Re: UCA and Russian letters YE/YO from Philippe Verdy on 2012-12-31 (Unicode Mail List Archive)

From: Philippe Verdy <verdy_p_at_wanadoo.fr>
Date: Mon, 31 Dec 2012 12:01:50 +0100

My opinion is that you should not need ANY new character for this. And
the UCA algorithm does not need to be updated as well : preprocessing
can include a step that generates boundary conditions, and these
boundary conditions (or others) can be part of what is a "collation
element" (not just made of characters, it could be even a regular
expression or similar matching that boundary context).
But even if for now there's no support in LDML to supply additional
context to collation elements; if this was needed (I suspect it is
needed for Asian languages that don't have explicit word separations,
or for languages that have initial mutations), only LDML may be
extended to support such syntax, but UCA itself will continue to work
unchanged the way it is specified.
That's why we spoke about "markup" : the source text is transformed
into some preprocesssed rich-text syntax or format containing these
precomputed boundaries. This syntax (if based on a plain-text format
like XML) would of course reserve some characters for the syntax (e.g.
the lower-than sign and the ampersand, still allowing the encoding of
literal signs, for example with character entities in XML).
But it's more probable that even the XML format would not be the best
suited : an internal representation of the parsed plain-text is enough
(any regular expression engine that matches occurences in plain-texts
already generate contexts on the fly, which is still usable for
performing substitutions.
So we should not suggest ANY characters for such markup. Only the
language of the markup itself will reserve a few syntaxic characters
and will offer an alternate way to represent them litterally.
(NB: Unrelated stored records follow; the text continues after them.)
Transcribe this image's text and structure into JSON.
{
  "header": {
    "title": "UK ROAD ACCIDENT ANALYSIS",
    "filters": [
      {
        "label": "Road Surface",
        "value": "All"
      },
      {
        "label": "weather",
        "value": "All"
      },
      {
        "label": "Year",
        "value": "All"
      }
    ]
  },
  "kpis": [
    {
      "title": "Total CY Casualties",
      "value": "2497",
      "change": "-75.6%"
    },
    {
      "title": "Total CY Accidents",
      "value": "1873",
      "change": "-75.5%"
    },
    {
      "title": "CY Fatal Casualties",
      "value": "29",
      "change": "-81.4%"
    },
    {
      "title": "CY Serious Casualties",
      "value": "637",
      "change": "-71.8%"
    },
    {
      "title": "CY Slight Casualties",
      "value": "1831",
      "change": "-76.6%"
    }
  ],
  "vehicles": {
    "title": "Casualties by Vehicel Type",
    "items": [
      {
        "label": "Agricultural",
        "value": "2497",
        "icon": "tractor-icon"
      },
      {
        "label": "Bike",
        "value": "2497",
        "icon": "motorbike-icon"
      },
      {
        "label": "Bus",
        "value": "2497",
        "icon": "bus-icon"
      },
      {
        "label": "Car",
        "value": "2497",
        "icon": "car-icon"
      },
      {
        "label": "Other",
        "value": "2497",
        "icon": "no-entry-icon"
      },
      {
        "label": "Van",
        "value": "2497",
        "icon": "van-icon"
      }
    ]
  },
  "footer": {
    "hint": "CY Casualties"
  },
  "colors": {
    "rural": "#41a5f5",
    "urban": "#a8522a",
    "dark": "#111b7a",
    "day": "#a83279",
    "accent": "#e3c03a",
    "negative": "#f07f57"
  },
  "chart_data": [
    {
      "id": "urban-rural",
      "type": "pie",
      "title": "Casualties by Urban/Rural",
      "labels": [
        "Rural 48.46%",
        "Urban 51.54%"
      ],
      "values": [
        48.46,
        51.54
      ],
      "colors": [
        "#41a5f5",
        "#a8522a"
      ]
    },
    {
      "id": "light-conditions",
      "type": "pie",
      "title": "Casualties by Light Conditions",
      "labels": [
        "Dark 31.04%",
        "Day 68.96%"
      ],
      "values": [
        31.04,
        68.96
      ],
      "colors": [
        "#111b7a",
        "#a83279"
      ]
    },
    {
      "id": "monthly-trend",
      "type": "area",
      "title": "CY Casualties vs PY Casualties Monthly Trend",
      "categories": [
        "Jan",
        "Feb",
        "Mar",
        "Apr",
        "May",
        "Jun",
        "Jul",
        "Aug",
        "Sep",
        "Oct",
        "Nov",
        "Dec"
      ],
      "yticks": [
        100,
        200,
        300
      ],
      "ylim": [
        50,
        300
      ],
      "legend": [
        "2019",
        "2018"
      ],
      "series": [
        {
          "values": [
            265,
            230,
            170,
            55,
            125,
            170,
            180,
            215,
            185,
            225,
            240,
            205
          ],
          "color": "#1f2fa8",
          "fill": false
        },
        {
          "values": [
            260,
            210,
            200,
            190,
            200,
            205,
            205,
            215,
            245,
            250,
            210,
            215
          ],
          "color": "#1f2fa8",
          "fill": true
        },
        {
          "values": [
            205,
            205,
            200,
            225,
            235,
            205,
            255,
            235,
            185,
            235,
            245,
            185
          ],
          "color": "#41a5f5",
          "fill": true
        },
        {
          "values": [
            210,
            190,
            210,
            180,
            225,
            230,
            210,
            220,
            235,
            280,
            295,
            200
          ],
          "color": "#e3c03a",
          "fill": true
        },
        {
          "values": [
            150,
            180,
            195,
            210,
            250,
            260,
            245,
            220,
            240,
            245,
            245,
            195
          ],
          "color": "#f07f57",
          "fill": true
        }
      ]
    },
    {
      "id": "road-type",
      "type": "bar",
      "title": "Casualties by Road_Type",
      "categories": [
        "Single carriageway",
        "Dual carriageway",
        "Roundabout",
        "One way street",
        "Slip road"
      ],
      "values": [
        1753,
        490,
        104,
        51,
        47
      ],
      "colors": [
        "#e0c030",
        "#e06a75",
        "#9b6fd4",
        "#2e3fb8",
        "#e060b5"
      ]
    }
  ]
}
Just consider the LDML compact syntax for collation rules : the
lower-than symbol is assigned a role, as well as the space, but even
in this case we can represent a lower-than symbol or SPACE as litteral
characters for use within a collation element and not for defining the
order relations between collation elements in that language.

For LDML in XML syntax, there's already no need to defineany new
character : XML itself will offer a proper way to represent boundary
conditions as new elements inserted within a collation element.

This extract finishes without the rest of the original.